THE ANATOMY OF THE DEAL

Turkey Creek flows through the northeast Jefferson County community of Pinson. It is home to the Watercress and Vermilion darters, two extraordinary fish currently listed as endangered by the U.S. Fish & Wildlife Service. The Falls on Turkey Creek have been used for picnicking and recreation since the 1870s. But for all its beauty and history, Turkey Creek was almost lost-until the Land Trust stepped in.

1998
Jefferson County proposes building a prison at Turkey Creek, setting off a controversy. The people of Pinson form the Society To Advance the Resources at Turkey Creek (START) and quickly gain 7,000 members. START nominates the prison site to the State’s Forever Wild Land Trust, but the Forever Wild Board turns down the offer to avoid the growing prison controversy.

1999
Jefferson County abandons the proposed prison, and County Commissioner Bettye Fine Collins forms the Turkey Creek Watershed Development Committee. The Committee envisions a nature preserve of approximately 630 acres.

2000
The Turkey Creek Watershed Development Committee re-nominates the Nature Preserve site to Forever Wild where it scores highly as a state nature preserve. However, the project proves too complicated with multiple landowners, and fails to move forward.

2001
The Turkey Creek Watershed Development Committee meets with Wendy Jackson, Executive Director of the Freshwater Land Trust, to seek guidance on implementation strategies. The Freshwater Land Trust offers to help the Committee acquire both land and partners for Turkey Creek.

The Land Trust eyes 180 acres owned by a developer, Patrick O’Sullivan, for acquisition. Mr. O’Sullivan’s land is particularly desirable because it contains over a mile of Turkey Creek and the historic Turkey Creek Falls. In addition, it is zoned both commercial and multi-family residential, making it prime for development.

John Akin and Martha Akin Walston meet with the Land Trust about 24 pristine acres along the creek that have been in their family for over 100 years. The family wishes to see the property preserved in honor of their grandfather, R. DuPont Thompson, the original landowner. The family donates 21 acres of the land and conveys a conservation easement on the remaining 3 acres including a historic home built at the turn of the 20th century.

2002
The Freshwater Land Trust meets with Patrick O’Sullivan and negotiates a deal that includes a fee simple purchase of 141 acres and a donation of 40 additional acres. The Land Trust presents a package of tax benefits that makes the offer attractive to Mr. O’Sullivan. He agrees to the deal.

2003
Using the Akin/ Walston and O’Sullivan gifts as a match, the Land Trust is chosen by the U.S. Fish & Wildlife Service to receive a highly competitive grant in the amount of $853,000. This grant is used to acquire an additional 47 acres from the Thomas estate, another family seeking to preserve their heritage. This critical acquisition protects spawning habitat for the Vermilion Darter.

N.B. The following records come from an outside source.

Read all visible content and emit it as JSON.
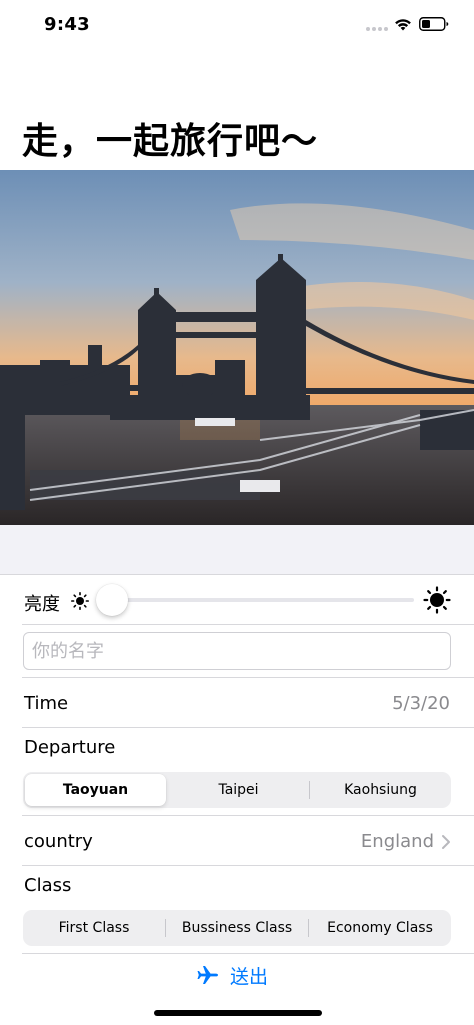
{
  "status_bar": {
    "time": "9:43"
  },
  "page": {
    "title": "走，一起旅行吧～"
  },
  "brightness": {
    "label": "亮度",
    "value_fraction": 0.0
  },
  "name_field": {
    "placeholder": "你的名字",
    "value": ""
  },
  "time_row": {
    "label": "Time",
    "value": "5/3/20"
  },
  "departure": {
    "label": "Departure",
    "options": [
      "Taoyuan",
      "Taipei",
      "Kaohsiung"
    ],
    "selected_index": 0
  },
  "country": {
    "label": "country",
    "value": "England"
  },
  "class_row": {
    "label": "Class",
    "options": [
      "First Class",
      "Bussiness Class",
      "Economy Class"
    ],
    "selected_index": -1
  },
  "send": {
    "label": "送出"
  },
  "colors": {
    "accent": "#007aff",
    "secondary_text": "#8a8a8e",
    "group_background": "#f2f2f7"
  },
  "icons": {
    "wifi": "wifi-icon",
    "battery": "battery-icon",
    "sun_small": "sun-small-icon",
    "sun_large": "sun-large-icon",
    "chevron": "chevron-right-icon",
    "plane": "airplane-icon"
  }
}
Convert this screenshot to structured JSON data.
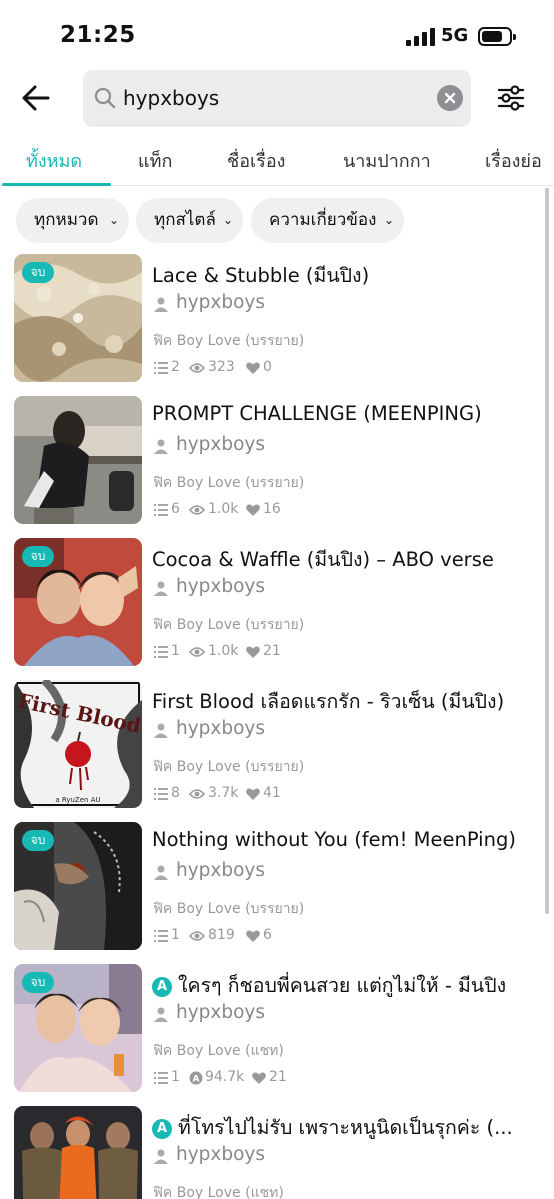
{
  "status_bar": {
    "time": "21:25",
    "network": "5G"
  },
  "search": {
    "query": "hypxboys"
  },
  "tabs": [
    {
      "label": "ทั้งหมด",
      "active": true
    },
    {
      "label": "แท็ก",
      "active": false
    },
    {
      "label": "ชื่อเรื่อง",
      "active": false
    },
    {
      "label": "นามปากกา",
      "active": false
    },
    {
      "label": "เรื่องย่อ",
      "active": false
    }
  ],
  "filters": [
    {
      "label": "ทุกหมวด"
    },
    {
      "label": "ทุกสไตล์"
    },
    {
      "label": "ความเกี่ยวข้อง"
    }
  ],
  "colors": {
    "accent": "#17b9b4",
    "muted_text": "#999999"
  },
  "stories": [
    {
      "badge": "จบ",
      "title": "Lace & Stubble (มีนปิง)",
      "ai": false,
      "author": "hypxboys",
      "category": "ฟิค Boy Love (บรรยาย)",
      "chapters": "2",
      "views": "323",
      "likes": "0",
      "views_icon": "eye-icon"
    },
    {
      "badge": "",
      "title": "PROMPT CHALLENGE (MEENPING)",
      "ai": false,
      "author": "hypxboys",
      "category": "ฟิค Boy Love (บรรยาย)",
      "chapters": "6",
      "views": "1.0k",
      "likes": "16",
      "views_icon": "eye-icon"
    },
    {
      "badge": "จบ",
      "title": "Cocoa & Waffle (มีนปิง) – ABO verse",
      "ai": false,
      "author": "hypxboys",
      "category": "ฟิค Boy Love (บรรยาย)",
      "chapters": "1",
      "views": "1.0k",
      "likes": "21",
      "views_icon": "eye-icon"
    },
    {
      "badge": "",
      "title": "First Blood เลือดแรกรัก - ริวเซ็น (มีนปิง)",
      "ai": false,
      "author": "hypxboys",
      "category": "ฟิค Boy Love (บรรยาย)",
      "chapters": "8",
      "views": "3.7k",
      "likes": "41",
      "views_icon": "eye-icon"
    },
    {
      "badge": "จบ",
      "title": "Nothing without You (fem! MeenPing)",
      "ai": false,
      "author": "hypxboys",
      "category": "ฟิค Boy Love (บรรยาย)",
      "chapters": "1",
      "views": "819",
      "likes": "6",
      "views_icon": "eye-icon"
    },
    {
      "badge": "จบ",
      "title": "ใครๆ ก็ชอบพี่คนสวย แต่กูไม่ให้ - มีนปิง",
      "ai": true,
      "author": "hypxboys",
      "category": "ฟิค Boy Love (แชท)",
      "chapters": "1",
      "views": "94.7k",
      "likes": "21",
      "views_icon": "ai-view-icon"
    },
    {
      "badge": "",
      "title": "ที่โทรไปไม่รับ เพราะหนูนิดเป็นรุกค่ะ (...",
      "ai": true,
      "author": "hypxboys",
      "category": "ฟิค Boy Love (แชท)",
      "chapters": "",
      "views": "",
      "likes": "",
      "views_icon": "eye-icon"
    }
  ],
  "thumb_art": {
    "first_blood_title": "First Blood",
    "first_blood_sub": "a RyuZen AU"
  },
  "ai_badge": "A"
}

The Land Trust, in partnership with the Jefferson County Commission, packages 466 acres of property acquired along Turkey Creek and nominates it once again to Forever Wild. Thanks to the charitable partners, this land package valued at $4.7 million is offered at the discounted price of $2 million. The Forever Wild Board applauds the local efforts and votes unanimously to accept the offer.

The Land Trust will use the $2 million recovered from the sale to Forever Wild for additional land acquisition along Turkey Creek. They also retain 24 acres donated by the Akin and Walston families for the creation of an interpretive center.

Turkey Creek Falls is preserved and everybody wins.